曹禹打断他:“好了,不要再去想那些不该想的事,早些休息。”
齐卡洛听出他生气,只得垂下了脸。两人沉默半晌,都无心睡眠。又过了许久,齐卡洛耐不住,向曹禹提起了兄弟们拜托他的事:“自从年前你在南阳山痛打查干巴日那些人后,营地里的兄弟们就极为羡慕你的身手,他们想让你教教他们,一直让我跟你说。我之前想着,你是曹禹,是凉军的将军,教咱们这群弟兄们功夫或许不合适,说出来你为难,老子也为难,就没和你提。但现在他们催老子催得紧,老子看你也不是那么死脑筋的人,就想问问,你愿不愿意教他们?”
“你们如果相信我,又只是想学些拳法之类,自然没问题。”曹禹说。
“那好!明天老子就去告诉他们。咱们在日落前,营地里操练这事。他们一定高兴!”齐卡洛说。
“我从未教过人,要他们勿太过期待。”
“老子知道,虽然你已经不像过去那么厉害,但对付那些小子仍是手到擒来,有没有教过人更没啥关系,你那么聪明,一定教得好,”齐卡洛握住他被褥下的手赞道,“你即使看不见,在这营地里,恐怕也没几人是你的对手。”
“赫连重是否是我对手?”
齐卡洛一呆,随即笑了起来:“咱们大将军过去吃过你的亏,那时确实是你厉害!不过,如今这事不好说,不好说啊!哈哈哈!”
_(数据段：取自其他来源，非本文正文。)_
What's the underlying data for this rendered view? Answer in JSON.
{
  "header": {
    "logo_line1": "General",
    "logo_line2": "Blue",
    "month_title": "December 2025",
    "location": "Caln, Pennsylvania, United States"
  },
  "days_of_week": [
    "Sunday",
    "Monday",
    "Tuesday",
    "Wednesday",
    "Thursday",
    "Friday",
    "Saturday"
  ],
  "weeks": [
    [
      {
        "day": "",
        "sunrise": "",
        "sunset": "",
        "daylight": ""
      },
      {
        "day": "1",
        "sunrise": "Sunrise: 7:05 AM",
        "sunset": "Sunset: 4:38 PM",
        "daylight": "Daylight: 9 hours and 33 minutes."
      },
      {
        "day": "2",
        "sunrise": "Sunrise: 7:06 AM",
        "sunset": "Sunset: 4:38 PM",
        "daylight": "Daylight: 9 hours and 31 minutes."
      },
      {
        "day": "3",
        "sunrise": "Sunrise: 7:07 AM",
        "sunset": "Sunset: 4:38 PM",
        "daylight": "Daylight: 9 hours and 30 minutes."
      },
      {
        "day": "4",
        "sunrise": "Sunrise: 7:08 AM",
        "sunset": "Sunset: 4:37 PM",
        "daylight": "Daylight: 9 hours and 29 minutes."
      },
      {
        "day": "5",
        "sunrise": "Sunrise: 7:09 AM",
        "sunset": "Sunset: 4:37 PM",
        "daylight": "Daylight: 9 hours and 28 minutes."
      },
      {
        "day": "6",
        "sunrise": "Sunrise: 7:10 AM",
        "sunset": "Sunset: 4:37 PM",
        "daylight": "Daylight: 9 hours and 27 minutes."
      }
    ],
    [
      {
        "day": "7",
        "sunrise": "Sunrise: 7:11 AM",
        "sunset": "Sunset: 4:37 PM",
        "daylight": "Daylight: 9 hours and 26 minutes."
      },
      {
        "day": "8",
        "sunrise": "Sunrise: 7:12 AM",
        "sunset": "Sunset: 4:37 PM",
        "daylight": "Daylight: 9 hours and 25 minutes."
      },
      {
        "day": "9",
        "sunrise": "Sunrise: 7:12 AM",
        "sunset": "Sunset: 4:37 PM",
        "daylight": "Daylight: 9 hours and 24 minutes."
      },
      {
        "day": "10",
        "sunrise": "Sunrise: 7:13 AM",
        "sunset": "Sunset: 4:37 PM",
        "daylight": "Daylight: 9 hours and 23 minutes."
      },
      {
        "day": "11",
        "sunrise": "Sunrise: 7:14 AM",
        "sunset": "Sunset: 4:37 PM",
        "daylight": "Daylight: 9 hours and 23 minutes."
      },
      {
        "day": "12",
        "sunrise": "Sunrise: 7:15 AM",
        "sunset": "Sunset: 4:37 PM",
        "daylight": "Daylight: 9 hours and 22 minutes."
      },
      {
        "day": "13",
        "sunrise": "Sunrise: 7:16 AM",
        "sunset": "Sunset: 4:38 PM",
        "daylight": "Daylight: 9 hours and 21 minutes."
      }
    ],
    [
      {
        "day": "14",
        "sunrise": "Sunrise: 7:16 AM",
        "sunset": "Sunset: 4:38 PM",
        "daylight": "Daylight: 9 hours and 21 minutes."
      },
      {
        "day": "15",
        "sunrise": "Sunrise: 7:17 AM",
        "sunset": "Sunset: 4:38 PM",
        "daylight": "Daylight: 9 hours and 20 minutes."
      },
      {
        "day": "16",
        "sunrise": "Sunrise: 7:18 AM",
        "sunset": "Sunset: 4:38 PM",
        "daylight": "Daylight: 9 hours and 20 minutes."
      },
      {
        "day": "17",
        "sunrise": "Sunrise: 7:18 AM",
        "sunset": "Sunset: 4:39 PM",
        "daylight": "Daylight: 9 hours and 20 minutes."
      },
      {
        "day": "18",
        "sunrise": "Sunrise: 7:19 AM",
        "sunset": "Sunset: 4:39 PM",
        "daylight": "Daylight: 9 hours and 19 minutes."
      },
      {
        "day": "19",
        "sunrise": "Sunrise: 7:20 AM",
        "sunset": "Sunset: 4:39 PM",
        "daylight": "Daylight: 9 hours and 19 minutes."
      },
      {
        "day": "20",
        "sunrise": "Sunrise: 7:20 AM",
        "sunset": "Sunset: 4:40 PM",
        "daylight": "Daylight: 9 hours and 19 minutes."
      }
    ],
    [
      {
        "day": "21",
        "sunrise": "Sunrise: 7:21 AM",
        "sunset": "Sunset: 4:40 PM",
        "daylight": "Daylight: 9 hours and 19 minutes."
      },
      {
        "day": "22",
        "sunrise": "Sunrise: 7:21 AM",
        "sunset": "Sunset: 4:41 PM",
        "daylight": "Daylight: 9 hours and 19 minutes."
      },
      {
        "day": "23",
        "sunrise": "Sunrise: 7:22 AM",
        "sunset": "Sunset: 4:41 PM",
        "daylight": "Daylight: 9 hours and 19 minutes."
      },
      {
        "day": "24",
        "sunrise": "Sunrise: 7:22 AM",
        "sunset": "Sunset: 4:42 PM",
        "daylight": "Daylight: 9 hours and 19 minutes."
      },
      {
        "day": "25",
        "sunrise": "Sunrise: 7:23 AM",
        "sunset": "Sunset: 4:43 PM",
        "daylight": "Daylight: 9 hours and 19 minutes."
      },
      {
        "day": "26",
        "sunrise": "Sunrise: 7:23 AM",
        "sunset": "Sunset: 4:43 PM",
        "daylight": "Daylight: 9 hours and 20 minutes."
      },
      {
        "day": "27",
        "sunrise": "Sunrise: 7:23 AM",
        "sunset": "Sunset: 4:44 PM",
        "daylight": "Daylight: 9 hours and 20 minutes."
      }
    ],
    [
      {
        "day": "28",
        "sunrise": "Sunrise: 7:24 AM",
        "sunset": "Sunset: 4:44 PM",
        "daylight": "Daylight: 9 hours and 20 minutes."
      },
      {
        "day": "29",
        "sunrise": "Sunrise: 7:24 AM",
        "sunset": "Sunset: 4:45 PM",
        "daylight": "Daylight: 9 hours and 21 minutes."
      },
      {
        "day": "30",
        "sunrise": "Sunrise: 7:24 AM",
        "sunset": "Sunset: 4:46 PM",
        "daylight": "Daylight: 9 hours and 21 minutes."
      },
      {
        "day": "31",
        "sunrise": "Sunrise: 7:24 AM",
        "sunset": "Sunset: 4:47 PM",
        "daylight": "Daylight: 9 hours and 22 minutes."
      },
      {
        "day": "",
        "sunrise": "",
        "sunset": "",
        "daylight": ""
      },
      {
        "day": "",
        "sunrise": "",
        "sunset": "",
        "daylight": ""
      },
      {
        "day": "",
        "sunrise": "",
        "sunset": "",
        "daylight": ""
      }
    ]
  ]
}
“如若有幸,能在这夏营中与他一战,倒也有趣,”曹禹在黑暗中说,“若能分个高下,也算无憾。”
齐卡洛大惊,翻身坐起:“老子藏你是偷偷地藏。上回被大将军发现了你,已经让老子吓出一身冷汗。你千万别再打草惊蛇。老子可保不住你!”
曹禹转向齐卡洛,笑道:“不必担心,我不会鲁莽行事。赫连重对我已有怀疑,我怎会让他再来探我虚实。方才的话,只是说说而已。”
“你知道就好!可别吓唬老子!”齐卡洛躺在榻上,双眼凝视曹禹,“阿绿,你看今晚咱们能不能亲热一下……”
“明日有晨练,还要与查干巴日的骑队对战。如果你不想输于他们,今夜就安心睡觉。”曹禹说完,拉起被褥翻身睡去。
齐卡洛有些失望,又不敢违逆曹禹,盖上被子挨近曹禹准备睡觉。可一想到自己会打呼噜,齐卡洛又退后了一尺,不敢靠得太近。他瞪大眼睛不敢在曹禹之前睡着,一动不动地静静躺在榻上。待听得曹禹平稳的呼吸声,齐卡洛方才安心地闭上,沉沉睡去。
第二日正午时分,将士与兵丁们正聚在营地中用饭。山间野花遍地,随风摇摆,散出幽幽原野清香,闻着令人沁脾。中天的日头带着几分春日的和煦,照耀在兵丁们闪闪发光的铁甲上,大伙儿感受着万物复苏的喜人变化。突然,远处螺号阵阵,高地上黑狼图腾的旌旗左右摇摆。将士与兵丁们匆匆放下碗钵,列队取上兵刃。顷刻间,浩大的军营中号角齐鸣鼓声雷动,只见官道上尘烟四起,马蹄呼啸,两支庞大的马队从东西两方,朝中央广阔的操场席卷而来。
正当两队人马风驰电掣地即将要碰击在一起时,双方倏忽勒马而止,扬起黄尘万丈。两方将领翻身下马。红蓬大汉单膝跪地,拱手禀报:“千夫长查干巴日率骑兵千名,参见大将军!”褐蓬虎将同样行礼,高声道:“千夫长齐卡洛率骑兵千名,参见大将军!”
前方战车内,赫连重在众将簇拥下,一身铮亮的甲胄,头顶长长的红缨垂于脑后,腰间配上一柄象征着军威的青铜阔剑,一派大将风范。赫连重向二人点头,抽出腰间佩剑,直指天穹:“列阵,起战!”